If you would like to speed up the warming process, consider using plastic mulch. Black plastic has long been the standard option, but a range of coloured plastic mulches are now available, including clear plastic. Many tomato growers swear by red plastic mulch to boost yields.
Notice: Don’t use organic mulches too early in the summer; they keep the soil cool instead of warming it up.
Start seeds early. Sowing directly in the garden works well for most crops, however if a growing season is brief, you might want to start seeds indoors or in cold frames until you transplant .
If seed starting is not something, or if you want just one or two of each edible, it might be better to wait and receive transplants from a trusted nursery or garden center. Some edibles, like several berries, are offered just as plants.
Look for plants with sturdy stems and good growth. Blossoms aren’t necessary; seedlings with no will normally do better as transplants, as they’re still putting their energy into growth instead of fruiting.
The way to grow berries
Keep it in bounds. If you are a beginning gardener, then start small with your favorites. You will not be overwhelmed by the maintenance or the crop.

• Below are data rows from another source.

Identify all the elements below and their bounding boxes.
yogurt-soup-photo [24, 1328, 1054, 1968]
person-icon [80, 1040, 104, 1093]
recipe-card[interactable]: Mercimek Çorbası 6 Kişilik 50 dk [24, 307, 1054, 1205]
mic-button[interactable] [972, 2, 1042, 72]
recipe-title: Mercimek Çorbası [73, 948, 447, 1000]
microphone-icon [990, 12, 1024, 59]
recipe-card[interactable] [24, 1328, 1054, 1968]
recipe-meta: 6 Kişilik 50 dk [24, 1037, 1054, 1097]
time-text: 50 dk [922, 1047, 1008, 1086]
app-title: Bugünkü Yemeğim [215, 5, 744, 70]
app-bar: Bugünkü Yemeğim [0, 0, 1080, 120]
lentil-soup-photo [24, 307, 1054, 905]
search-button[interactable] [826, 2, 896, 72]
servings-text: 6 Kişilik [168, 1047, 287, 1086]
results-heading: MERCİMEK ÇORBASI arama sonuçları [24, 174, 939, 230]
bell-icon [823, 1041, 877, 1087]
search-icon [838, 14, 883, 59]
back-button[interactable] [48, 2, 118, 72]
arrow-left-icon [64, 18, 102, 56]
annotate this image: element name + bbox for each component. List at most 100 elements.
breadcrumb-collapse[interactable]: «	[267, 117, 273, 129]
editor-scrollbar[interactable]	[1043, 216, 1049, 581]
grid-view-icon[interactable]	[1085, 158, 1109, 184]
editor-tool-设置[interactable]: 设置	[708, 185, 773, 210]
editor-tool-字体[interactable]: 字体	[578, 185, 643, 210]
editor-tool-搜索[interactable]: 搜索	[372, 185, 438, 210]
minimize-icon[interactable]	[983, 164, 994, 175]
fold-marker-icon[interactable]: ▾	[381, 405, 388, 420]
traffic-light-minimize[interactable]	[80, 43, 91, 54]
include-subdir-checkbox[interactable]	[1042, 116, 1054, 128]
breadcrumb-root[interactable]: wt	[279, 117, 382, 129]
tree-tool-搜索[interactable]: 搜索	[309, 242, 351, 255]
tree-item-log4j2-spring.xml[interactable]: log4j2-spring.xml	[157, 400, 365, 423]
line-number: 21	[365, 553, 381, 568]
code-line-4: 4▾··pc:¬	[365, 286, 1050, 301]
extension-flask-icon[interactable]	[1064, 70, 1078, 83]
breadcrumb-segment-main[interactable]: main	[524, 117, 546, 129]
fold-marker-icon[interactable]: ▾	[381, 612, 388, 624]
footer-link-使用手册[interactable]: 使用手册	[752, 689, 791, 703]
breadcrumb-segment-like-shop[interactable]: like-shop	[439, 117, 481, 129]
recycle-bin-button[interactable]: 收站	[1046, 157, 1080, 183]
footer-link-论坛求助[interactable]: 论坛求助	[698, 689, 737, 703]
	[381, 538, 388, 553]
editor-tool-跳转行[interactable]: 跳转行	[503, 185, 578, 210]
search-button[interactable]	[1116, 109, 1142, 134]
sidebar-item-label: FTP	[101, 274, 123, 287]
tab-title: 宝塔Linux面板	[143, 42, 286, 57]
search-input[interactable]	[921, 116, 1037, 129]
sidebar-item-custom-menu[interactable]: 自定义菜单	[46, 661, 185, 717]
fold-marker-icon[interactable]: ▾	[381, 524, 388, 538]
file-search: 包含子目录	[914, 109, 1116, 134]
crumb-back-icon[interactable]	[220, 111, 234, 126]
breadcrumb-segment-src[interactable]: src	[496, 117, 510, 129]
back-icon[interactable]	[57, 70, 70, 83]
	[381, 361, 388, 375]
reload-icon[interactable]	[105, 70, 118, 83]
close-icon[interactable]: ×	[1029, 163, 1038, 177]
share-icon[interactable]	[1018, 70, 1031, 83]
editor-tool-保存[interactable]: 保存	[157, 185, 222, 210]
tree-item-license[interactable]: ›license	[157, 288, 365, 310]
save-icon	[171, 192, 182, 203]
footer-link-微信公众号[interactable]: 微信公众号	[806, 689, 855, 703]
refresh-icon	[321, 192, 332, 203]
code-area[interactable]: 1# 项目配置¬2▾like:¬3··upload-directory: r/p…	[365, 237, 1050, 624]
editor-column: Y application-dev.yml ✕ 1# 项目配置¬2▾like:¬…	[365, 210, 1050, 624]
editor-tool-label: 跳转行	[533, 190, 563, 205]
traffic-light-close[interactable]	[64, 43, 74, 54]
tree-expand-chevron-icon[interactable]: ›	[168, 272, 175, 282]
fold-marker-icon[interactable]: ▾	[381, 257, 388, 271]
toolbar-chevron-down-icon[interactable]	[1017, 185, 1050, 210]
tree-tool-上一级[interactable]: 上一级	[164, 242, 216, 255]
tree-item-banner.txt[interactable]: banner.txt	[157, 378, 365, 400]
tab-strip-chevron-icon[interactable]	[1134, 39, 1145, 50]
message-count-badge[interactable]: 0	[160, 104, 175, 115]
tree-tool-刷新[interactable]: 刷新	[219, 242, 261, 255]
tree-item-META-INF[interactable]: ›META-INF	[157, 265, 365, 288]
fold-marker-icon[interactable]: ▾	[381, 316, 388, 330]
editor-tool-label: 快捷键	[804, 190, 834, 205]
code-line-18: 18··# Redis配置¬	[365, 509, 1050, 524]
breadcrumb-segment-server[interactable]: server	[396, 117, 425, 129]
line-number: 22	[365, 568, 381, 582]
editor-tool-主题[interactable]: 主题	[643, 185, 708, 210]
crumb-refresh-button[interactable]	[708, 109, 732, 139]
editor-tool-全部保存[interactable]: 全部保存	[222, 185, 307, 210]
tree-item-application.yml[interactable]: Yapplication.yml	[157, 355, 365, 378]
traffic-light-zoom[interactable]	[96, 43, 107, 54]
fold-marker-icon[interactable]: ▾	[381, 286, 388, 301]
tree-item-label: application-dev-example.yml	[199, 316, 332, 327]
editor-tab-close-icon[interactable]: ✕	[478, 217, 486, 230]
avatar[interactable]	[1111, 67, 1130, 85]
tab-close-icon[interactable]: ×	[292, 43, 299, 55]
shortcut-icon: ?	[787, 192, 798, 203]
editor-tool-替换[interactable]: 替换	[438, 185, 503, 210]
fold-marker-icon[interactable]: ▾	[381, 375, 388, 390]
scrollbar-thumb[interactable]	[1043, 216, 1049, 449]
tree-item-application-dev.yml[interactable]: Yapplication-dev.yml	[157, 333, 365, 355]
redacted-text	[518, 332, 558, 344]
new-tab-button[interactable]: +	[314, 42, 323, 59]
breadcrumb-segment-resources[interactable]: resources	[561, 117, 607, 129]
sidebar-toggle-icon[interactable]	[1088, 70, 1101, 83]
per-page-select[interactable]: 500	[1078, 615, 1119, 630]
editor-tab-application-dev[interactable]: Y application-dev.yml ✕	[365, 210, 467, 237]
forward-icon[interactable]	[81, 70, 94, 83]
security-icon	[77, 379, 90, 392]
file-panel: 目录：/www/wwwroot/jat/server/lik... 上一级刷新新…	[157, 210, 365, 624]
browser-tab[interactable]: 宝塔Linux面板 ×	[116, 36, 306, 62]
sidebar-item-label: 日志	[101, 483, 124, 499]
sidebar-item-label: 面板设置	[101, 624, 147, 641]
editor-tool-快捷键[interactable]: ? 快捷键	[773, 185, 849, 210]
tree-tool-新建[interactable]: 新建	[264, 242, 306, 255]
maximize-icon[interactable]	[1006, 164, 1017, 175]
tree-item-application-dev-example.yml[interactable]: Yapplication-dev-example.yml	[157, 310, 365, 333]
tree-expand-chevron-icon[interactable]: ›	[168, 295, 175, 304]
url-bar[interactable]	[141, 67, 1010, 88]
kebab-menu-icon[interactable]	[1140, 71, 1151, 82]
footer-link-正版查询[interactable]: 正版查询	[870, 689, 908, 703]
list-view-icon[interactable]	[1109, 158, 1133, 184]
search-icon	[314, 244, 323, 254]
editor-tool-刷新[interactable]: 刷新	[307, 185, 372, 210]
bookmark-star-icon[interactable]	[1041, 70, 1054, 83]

Laara Copley-Smith Garden & Landscape Design
If you are more experienced, you face a dilemma each year. You need to grow your favorites, but then there are those other choices out there, both in new varieties and unusual offerings. How hard is to add just a couple more plants?
About midsummer, once the squash is not threatening to take over the garden, you’ve made enough jam to feed an army, and you’ve run out of people keen to take your fresh vegetable supplies, you see you might have overdone it.
Laara Copley-Smith Garden & Landscape Design
Obviously, you will need to contemplate either cutting back to the next year or finding many more friends. In the meantime, if starting a personal food stand in front of your residence isn’t working for you, food banks are often searching for fresh fruits and vegetables. Look in the Plant a Row for the Hungry program on your community Too.
Can you grow your own veggies? We would really like to see your garden (or even front-yard) garden!